A propos d’Arts et de publics des Arts, il devient de plus en plus difficile de rappeler que nombre, ici, ne signifie plus forcément qualité.
C’était le cas dans la Tunisie de l’après-Indépendance, oui. Du temps des bâtisseurs. Quand le peuple, à peine libéré, ne fut occupé qu’à forger sa culture et son éducation. A l’époque, il y eut vite coïncidence. Arts et publics se valaient. S’«équivalaient ». Se complétaient.
On côtoie, hélas, l’inverse, depuis. A peu d’exceptions près,tout ce qui attire foule ne vole pas haut. Ne vole plus jamais haut.

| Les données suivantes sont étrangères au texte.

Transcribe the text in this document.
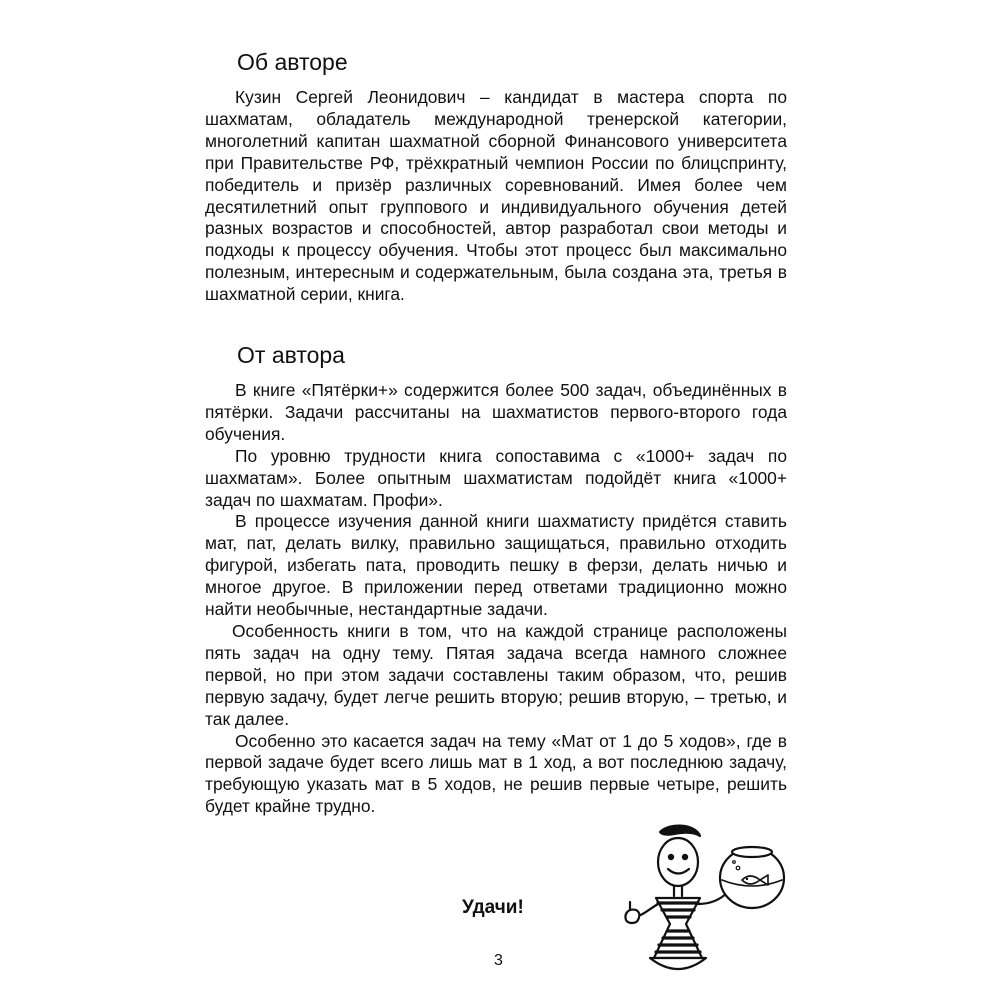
Об авторе

Кузин Сергей Леонидович – кандидат в мастера спорта по шахматам, обладатель международной тренерской категории, многолетний капитан шахматной сборной Финансового университета при Правительстве РФ, трёхкратный чемпион России по блицспринту, победитель и призёр различных соревнований. Имея более чем десятилетний опыт группового и индивидуального обучения детей разных возрастов и способностей, автор разработал свои методы и подходы к процессу обучения. Чтобы этот процесс был максимально полезным, интересным и содержательным, была создана эта, третья в шахматной серии, книга.

От автора

В книге «Пятёрки+» содержится более 500 задач, объединённых в пятёрки. Задачи рассчитаны на шахматистов первого-второго года обучения.

По уровню трудности книга сопоставима с «1000+ задач по шахматам». Более опытным шахматистам подойдёт книга «1000+ задач по шахматам. Профи».

В процессе изучения данной книги шахматисту придётся ставить мат, пат, делать вилку, правильно защищаться, правильно отходить фигурой, избегать пата, проводить пешку в ферзи, делать ничью и многое другое. В приложении перед ответами традиционно можно найти необычные, нестандартные задачи.

Особенность книги в том, что на каждой странице расположены пять задач на одну тему. Пятая задача всегда намного сложнее первой, но при этом задачи составлены таким образом, что, решив первую задачу, будет легче решить вторую; решив вторую, – третью, и так далее.

Особенно это касается задач на тему «Мат от 1 до 5 ходов», где в первой задаче будет всего лишь мат в 1 ход, а вот последнюю задачу, требующую указать мат в 5 ходов, не решив первые четыре, решить будет крайне трудно.

Удачи!
3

Vérifié, partout. Dans la chanson, les audiences et les ventes battent des records grâce au genre léger, simplet. Au théâtre, plus de drames, plus de comédies, que des «stand up». A la télévision, du show, des plateaux, les culturelles sont bannies. Sur le web, pas la peine de voir, d’écouter, on clique et on compte les vues. La politique, même, est touchée. Le populisme brasse, de plus en plus, de populations, balise la voie à des apprentis dictateurs, uniquement parce que son discours cible les franges naïves, choisit la facilité.
Difficile d’y rappeler parce qu’en fait, la tromperie est double.
Il y a bien sûr que le recul de la Culture et de l’éducation affaiblit le sens critique. Et favorise la médiocrité. Les «dérives», de la révolution n’expliquent pas tout. La Culture ne fait pratiquement plus partie de notre projet politique, voilà déjà près de quatre décennies. Quant à nos écoles et nos universités publiques, elles périclitent, elles aussi, depuis un bon bout de temps. Les Arts et les talents résistent peut-être à la «dégringolade», mais en termes de public ils n’ont plus vraiment d’équivalent. De répondant. Les envolées triomphales sur les festivals à guichets fermés ne correspondent à rien. Quelques dizaines de milliers qui se «reproduisent» (la même élite minoritaire) chaque saison. Pour le reste, croît l’analphabétisme. Croît l’illettrisme. Croît la pauvreté. Parler de Culture, d’Arts et de publics des Arts dans ces conditions….
Il y a surtout que les «bénéficiaires» eux-mêmes finissent par y croire. Les chanteurs de mauvaises chansons, les interprètes de stand-up, les amuseurs de show télé prennent leurs petits milliers d’habitués pour l’ensemble du public tunisien. Ils étalent sans cesse leurs egos, ils clament leur «génie».
Ils réécrivent, en quelque sorte, les Arts et leur Histoire. Terrible tromperie.